I gave Dyson my best “up-yours” glare and blew a smoke ring where his face should’ve been. Dyson was a featureless ball who usually floated at about shoulder height (on me, anyway). He appeared to be made of glass, but God knows what my mentor had crafted him out of. Glass wasn’t bulletproof, and I’d seen Dyson
take a .38 slug at point blank and show not so much as a scratch. His color slowly shifted to match my mood, which meant that right now he was deep, non-reflective black. “Not likely,” I responded, “If guns and knives can’t kill me, I don’t think bad habits will.” I shifted in my seat in a vain attempt to restore some feeling to my nether parts. “How much longer is this gonna take, Dyson? I have other appointments to
keep.”

“Don’t get your knickers in a twist, boss,” Dyson said jauntily, “I scan that the mark will enter the building in 11.023 seconds.” I turned my gaze to the door just in time to see two figures fade out of the night shadows. I blinked the darkness out of my eyes to see them clearly. It was a girl and a boy, both Latino teens. She was a bit chunky but firm, cute if you like chubby girls, with a jiggle to her middle that suggested baby weight. He was tall and wiry with multiple piercings and the half-mohawk haircut that all the wannabe hardboys were wearing in these parts. No doubt about it, this was the mark and the expected companion. The boy jimmied the lock with the ease of long practice and pushed the girl through the door, then he slipped in behind her.

“About time,” I grumbled as I tossed my half-smoked cigarette into the Shadow. I opened the car door as the church door clicked shut, unfolded my six-foot-three height from the cramped confines of the Firebird and crossed the street in what I hoped was a confident swagger. Dyson bobbed along beside me in silence, all business now that it was go-time. I stopped at the door and eyed my familiar. Dyson gave an electronic sigh and willed the sounds inside to percolate through the wood and into my ears.

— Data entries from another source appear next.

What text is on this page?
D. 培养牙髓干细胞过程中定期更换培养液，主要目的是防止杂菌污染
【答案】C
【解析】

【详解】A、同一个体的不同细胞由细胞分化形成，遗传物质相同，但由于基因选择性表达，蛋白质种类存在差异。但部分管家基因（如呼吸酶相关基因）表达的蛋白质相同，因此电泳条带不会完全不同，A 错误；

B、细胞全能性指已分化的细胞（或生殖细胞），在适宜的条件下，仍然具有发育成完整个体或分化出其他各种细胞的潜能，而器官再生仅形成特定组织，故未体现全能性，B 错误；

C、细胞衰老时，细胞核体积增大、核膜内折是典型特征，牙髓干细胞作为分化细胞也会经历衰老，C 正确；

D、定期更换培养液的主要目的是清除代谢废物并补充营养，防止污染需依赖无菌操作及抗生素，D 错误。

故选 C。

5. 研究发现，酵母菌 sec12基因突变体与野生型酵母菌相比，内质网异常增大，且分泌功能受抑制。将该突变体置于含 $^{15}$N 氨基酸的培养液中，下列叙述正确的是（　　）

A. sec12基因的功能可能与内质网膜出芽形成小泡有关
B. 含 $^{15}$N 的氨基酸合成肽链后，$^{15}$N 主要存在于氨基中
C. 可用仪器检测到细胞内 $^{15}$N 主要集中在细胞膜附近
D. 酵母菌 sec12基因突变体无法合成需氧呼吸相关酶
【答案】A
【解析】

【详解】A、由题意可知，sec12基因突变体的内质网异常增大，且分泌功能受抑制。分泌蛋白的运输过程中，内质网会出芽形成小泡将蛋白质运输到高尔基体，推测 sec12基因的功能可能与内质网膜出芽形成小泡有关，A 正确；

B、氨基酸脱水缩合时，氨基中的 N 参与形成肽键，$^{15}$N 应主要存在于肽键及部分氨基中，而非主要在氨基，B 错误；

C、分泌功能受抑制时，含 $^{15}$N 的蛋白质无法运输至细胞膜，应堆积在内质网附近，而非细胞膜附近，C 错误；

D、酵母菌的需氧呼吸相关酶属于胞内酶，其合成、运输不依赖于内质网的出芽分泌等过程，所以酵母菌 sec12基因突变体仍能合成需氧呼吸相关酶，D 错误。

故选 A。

“I don’t know about this, Raphael,” the girl whined, “Isn’t there some other way?” I could hear her clothes rustle as she fidgeted and a squeaking sound that was probably one of her hands twisting a ring on the other. Various thumps and bumps told me that Raphael was moving things around. I needed more information than my ears alone could provide. I signaled Dyson to oblige, and he extended my other senses into the church. My projected vision revealed desolate absence. The pews and pulpit were long gone, probably broken up for firewood, and any curtains or hangings that had once adorned the walls had long since been
converted to blankets. Such is the way of the world after civilization collapses, yet the locals retained enough piety that the stained glass windows were unbroken. Jesus remained on the wall, staring forlornly at the empty space where the sanctuary used to be. I knew how he felt. The girl stood next to her boyfriend while he knelt on the floor surrounded by boxes. He was unloading ritual paraphernalia and carefully arranging it according to some formula. A ring of candles surrounded a thin sleeping mat that lay where a more suspicious girl would’ve thought a sacrificial altar might go. One box remained unopened as he worked. I didn’t see them carry any of this stuff inside, so Raphael must have stashed it here ahead of time. The
room stank of mildew, but over that I noticed an aroma of peaches from the girl’s hair. I couldn’t tell if it was homemade or pre-Burn, but it was distractingly pleasant. I grabbed my attention by the scruff of its neck and pointed it back to the business at hand.